Consumer-grade sync services, such as Dropbox or Microsoft OneDrive, empower users to sync their work data and files with their mobile devices, laptops and home PCs, but they can be a recipe for disaster from the perspectives of data privacy, security and compliance.
Below are seven of the biggest risks that these solutions pose in a business environment.
1. Data Theft
Most of the problems with CGFS solutions emanate from a lack of oversight. Business owners are not privy to when an instance is installed, and are unable to control which employee devices can or cannot sync with a corporate PC. Use of CFGS solutions can open the door to company data being synced (without approval) across personal devices. These personal devices, which accompany employees on public transit, at coffee shops, and with friends, exponentially increase the chance of data being stolen or shared with the wrong parties.
2. Data loss
Lacking visibility over the movement of files or file versions across end-points, CFGS solutions improperly backup (or do not backup at all) files that were modified on an employee device. If an end-points is compromised or lost, this lack of visibility can result in the inability to restore the most current version of a file or any version for that matter.
3. Corrupted Data
In a study by CERN, silent data corruption was observed in 1 out of every 1500 files. While many businesses trust their cloud solution providers to make sure that stored data maintains its integrity year after year, most CGFS solutions don’t implement data integrity assurance systems to ensure that any bit-rot or corrupted data is replaced with a redundant copy of the original.
CGFS solutions give carte blanche power to end-users over the ability to permanently delete and share files. This can result in the permanent loss of critical business documents as well as the sharing of confidential information that can break privacy agreements in place with clients and third parties.
5. Compliance Violations
Since CGFS solutions have loose (or non-existent) file retention and file access controls, you could be setting yourself up for a compliance violation.
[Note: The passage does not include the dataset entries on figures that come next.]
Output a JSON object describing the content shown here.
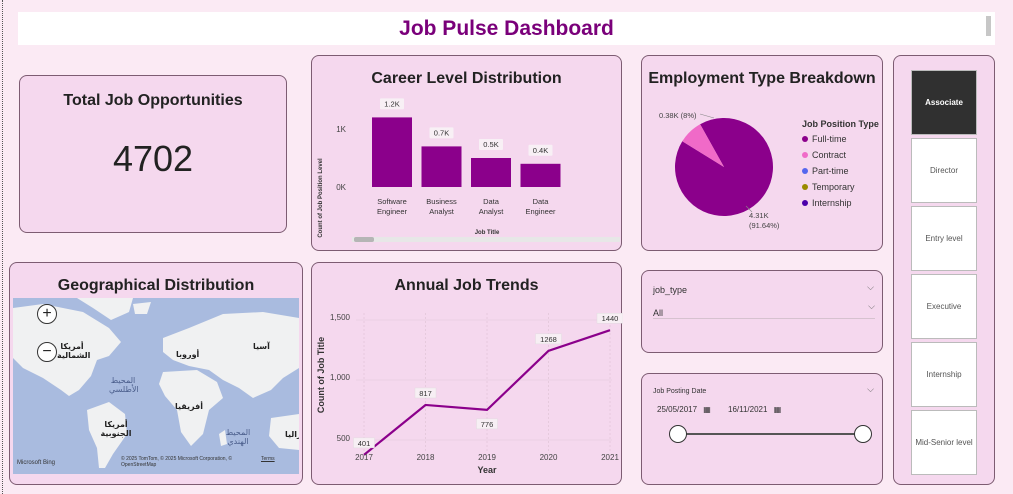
{
  "dashboard": {
    "title": "Job Pulse Dashboard"
  },
  "kpi": {
    "title": "Total Job Opportunities",
    "value": "4702"
  },
  "career": {
    "title": "Career Level Distribution",
    "ylabel": "Count of Job Position Level",
    "xlabel": "Job Title",
    "ticks": [
      "1K",
      "0K"
    ],
    "categories": [
      [
        "Software",
        "Engineer"
      ],
      [
        "Business",
        "Analyst"
      ],
      [
        "Data",
        "Analyst"
      ],
      [
        "Data",
        "Engineer"
      ]
    ],
    "labels": [
      "1.2K",
      "0.7K",
      "0.5K",
      "0.4K"
    ]
  },
  "employment": {
    "title": "Employment Type Breakdown",
    "legend_title": "Job Position Type",
    "legend": [
      "Full-time",
      "Contract",
      "Part-time",
      "Temporary",
      "Internship"
    ],
    "legend_colors": [
      "#8b008b",
      "#f06ac8",
      "#5566ee",
      "#9a8a00",
      "#4b00aa"
    ],
    "label_small": "0.38K (8%)",
    "label_big_1": "4.31K",
    "label_big_2": "(91.64%)"
  },
  "geo": {
    "title": "Geographical Distribution",
    "labels": {
      "north_america": "أمريكا الشمالية",
      "europe": "أوروبا",
      "asia": "آسيا",
      "africa": "أفريقيا",
      "south_america": "أمريكا الجنوبية",
      "australia": "أستراليا",
      "atlantic": "المحيط الأطلسي",
      "indian": "المحيط الهندي"
    },
    "attribution": "© 2025 TomTom, © 2025 Microsoft Corporation, © OpenStreetMap",
    "terms": "Terms",
    "brand": "Microsoft Bing"
  },
  "trends": {
    "title": "Annual Job Trends",
    "ylabel": "Count of Job Title",
    "xlabel": "Year",
    "ticks": [
      "1,500",
      "1,000",
      "500"
    ],
    "years": [
      "2017",
      "2018",
      "2019",
      "2020",
      "2021"
    ],
    "labels": [
      "401",
      "817",
      "776",
      "1268",
      "1440"
    ]
  },
  "job_type_slicer": {
    "title": "job_type",
    "value": "All"
  },
  "date_slicer": {
    "title": "Job Posting Date",
    "start": "25/05/2017",
    "end": "16/11/2021"
  },
  "level_slicer": {
    "items": [
      "Associate",
      "Director",
      "Entry level",
      "Executive",
      "Internship",
      "Mid-Senior level"
    ],
    "selected": "Associate"
  },
  "chart_data": [
    {
      "type": "bar",
      "title": "Career Level Distribution",
      "xlabel": "Job Title",
      "ylabel": "Count of Job Position Level",
      "categories": [
        "Software Engineer",
        "Business Analyst",
        "Data Analyst",
        "Data Engineer"
      ],
      "values": [
        1200,
        700,
        500,
        400
      ],
      "color": "#8b008b",
      "ylim": [
        0,
        1300
      ]
    },
    {
      "type": "pie",
      "title": "Employment Type Breakdown",
      "legend": "right",
      "categories": [
        "Full-time",
        "Contract",
        "Part-time",
        "Temporary",
        "Internship"
      ],
      "values": [
        4310,
        380,
        0,
        0,
        0
      ],
      "colors": [
        "#8b008b",
        "#f06ac8",
        "#5566ee",
        "#9a8a00",
        "#4b00aa"
      ]
    },
    {
      "type": "line",
      "title": "Annual Job Trends",
      "xlabel": "Year",
      "ylabel": "Count of Job Title",
      "x": [
        2017,
        2018,
        2019,
        2020,
        2021
      ],
      "values": [
        401,
        817,
        776,
        1268,
        1440
      ],
      "color": "#8b008b",
      "ylim": [
        400,
        1600
      ]
    }
  ]
}
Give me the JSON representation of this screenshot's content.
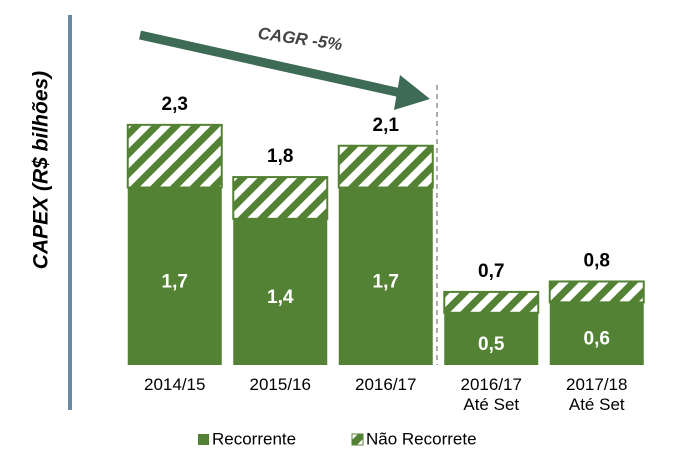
{
  "chart_data": {
    "type": "stacked_bar",
    "y_label": "CAPEX (R$ bilhões)",
    "annotation": "CAGR  -5%",
    "categories": [
      "2014/15",
      "2015/16",
      "2016/17",
      "2016/17\nAté Set",
      "2017/18\nAté Set"
    ],
    "series": [
      {
        "name": "Recorrente",
        "color": "#548235",
        "values": [
          1.7,
          1.4,
          1.7,
          0.5,
          0.6
        ],
        "value_labels": [
          "1,7",
          "1,4",
          "1,7",
          "0,5",
          "0,6"
        ]
      },
      {
        "name": "Não Recorrete",
        "color": "#548235",
        "pattern": "hatch",
        "values": [
          0.6,
          0.4,
          0.4,
          0.2,
          0.2
        ]
      }
    ],
    "totals": [
      2.3,
      1.8,
      2.1,
      0.7,
      0.8
    ],
    "total_labels": [
      "2,3",
      "1,8",
      "2,1",
      "0,7",
      "0,8"
    ],
    "ylim": [
      0,
      3.4
    ]
  }
}
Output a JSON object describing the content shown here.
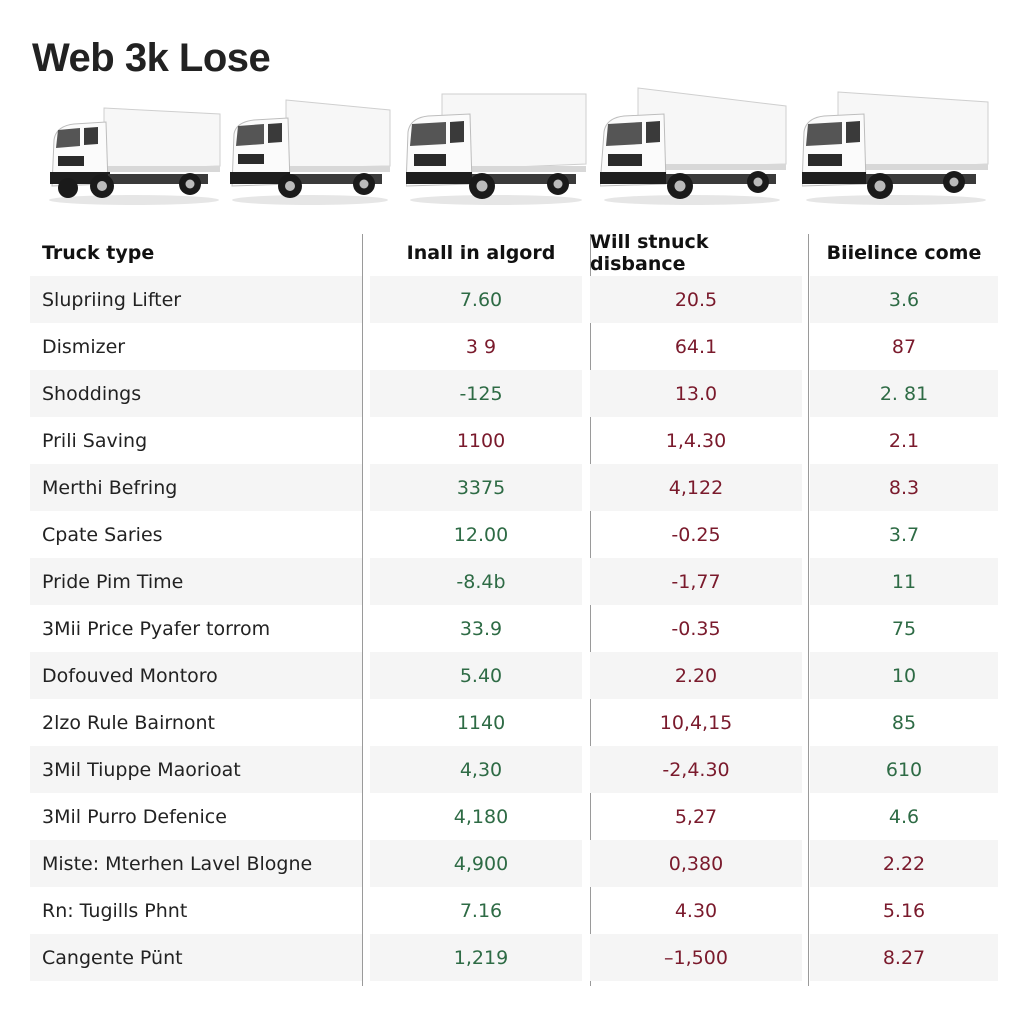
{
  "page": {
    "title": "Web 3k Lose"
  },
  "gallery": {
    "images": [
      {
        "icon": "box-truck-image",
        "label": "truck-1"
      },
      {
        "icon": "box-truck-image",
        "label": "truck-2"
      },
      {
        "icon": "box-truck-image",
        "label": "truck-3"
      },
      {
        "icon": "box-truck-image",
        "label": "truck-4"
      },
      {
        "icon": "box-truck-image",
        "label": "truck-5"
      }
    ]
  },
  "colors": {
    "positive": "#2e6b45",
    "negative": "#7a1a2c",
    "row_shade": "#f5f5f5",
    "divider": "#9a9a9a"
  },
  "table": {
    "headers": [
      "Truck type",
      "Inall in algord",
      "Will stnuck disbance",
      "Biielince come"
    ],
    "rows": [
      {
        "name": "Slupriing Lifter",
        "v1": "7.60",
        "v1c": "green",
        "v2": "20.5",
        "v2c": "red",
        "v3": "3.6",
        "v3c": "green"
      },
      {
        "name": "Dismizer",
        "v1": "3 9",
        "v1c": "red",
        "v2": "64.1",
        "v2c": "red",
        "v3": "87",
        "v3c": "red"
      },
      {
        "name": "Shoddings",
        "v1": "-125",
        "v1c": "green",
        "v2": "13.0",
        "v2c": "red",
        "v3": "2. 81",
        "v3c": "green"
      },
      {
        "name": "Prili Saving",
        "v1": "1100",
        "v1c": "red",
        "v2": "1,4.30",
        "v2c": "red",
        "v3": "2.1",
        "v3c": "red"
      },
      {
        "name": "Merthi Befring",
        "v1": "3375",
        "v1c": "green",
        "v2": "4,122",
        "v2c": "red",
        "v3": "8.3",
        "v3c": "red"
      },
      {
        "name": "Cpate Saries",
        "v1": "12.00",
        "v1c": "green",
        "v2": "-0.25",
        "v2c": "red",
        "v3": "3.7",
        "v3c": "green"
      },
      {
        "name": "Pride Pim Time",
        "v1": "-8.4b",
        "v1c": "green",
        "v2": "-1,77",
        "v2c": "red",
        "v3": "11",
        "v3c": "green"
      },
      {
        "name": "3Mii Price Pyafer torrom",
        "v1": "33.9",
        "v1c": "green",
        "v2": "-0.35",
        "v2c": "red",
        "v3": "75",
        "v3c": "green"
      },
      {
        "name": "Dofouved Montoro",
        "v1": "5.40",
        "v1c": "green",
        "v2": "2.20",
        "v2c": "red",
        "v3": "10",
        "v3c": "green"
      },
      {
        "name": "2lzo Rule Bairnont",
        "v1": "1140",
        "v1c": "green",
        "v2": "10,4,15",
        "v2c": "red",
        "v3": "85",
        "v3c": "green"
      },
      {
        "name": "3Mil Tiuppe Maorioat",
        "v1": "4,30",
        "v1c": "green",
        "v2": "-2,4.30",
        "v2c": "red",
        "v3": "610",
        "v3c": "green"
      },
      {
        "name": "3Mil Purro Defenice",
        "v1": "4,180",
        "v1c": "green",
        "v2": "5,27",
        "v2c": "red",
        "v3": "4.6",
        "v3c": "green"
      },
      {
        "name": "Miste: Mterhen Lavel Blogne",
        "v1": "4,900",
        "v1c": "green",
        "v2": "0,380",
        "v2c": "red",
        "v3": "2.22",
        "v3c": "red"
      },
      {
        "name": "Rn: Tugills Phnt",
        "v1": "7.16",
        "v1c": "green",
        "v2": "4.30",
        "v2c": "red",
        "v3": "5.16",
        "v3c": "red"
      },
      {
        "name": "Cangente Pünt",
        "v1": "1,219",
        "v1c": "green",
        "v2": "–1,500",
        "v2c": "red",
        "v3": "8.27",
        "v3c": "red"
      }
    ]
  }
}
Many compliance policies require that files be held for a specific duration and only be accessed by certain people; in these cases, it is imperative to employ strict controls over how long files are kept and who can access them.
6. Loss of Accountability
Without detailed reports and alerts over system-level activity, CGFS solutions can result in loss of accountability over changes to user accounts, organizations, passwords, and other entities. If a malicious admin gains access to the system, hundreds of hours of configuration time can be undone if no alerting system is in place to notify other admins of these changes.
7. Loss of File Access
Consumer-grade solutions don’t track which users and machines touched a file and at which times. This can be a big problem if you’re trying to determine the events leading up to a file’s creation, modification, or deletion. Additionally, many solutions track and associate a small set of file events which can result in a broken access trail if a file is renamed, for example.
Many companies have formal policies or discourage employees from using their own accounts. But while blacklisting common CFGS solutions may curtail the security risks in the short term, employees will ultimately find ways to get around company firewalls.
The best way for business to handle this is to deploy a company-approved application that will allow IT to control the data, yet grants employees the access and functionality they feel they need to be productive wherever they are. With an enterprise-level solution in place, you can focus on user adoption and training employees in the importance of using a compliant, secure file sync service, so they understand why you’ve adopted this product over others. By incorporating enterprise-level data syncing and sharing solutions into your overall data management strategy, you can minimize your organizations security risks without sacrificing employee productivity.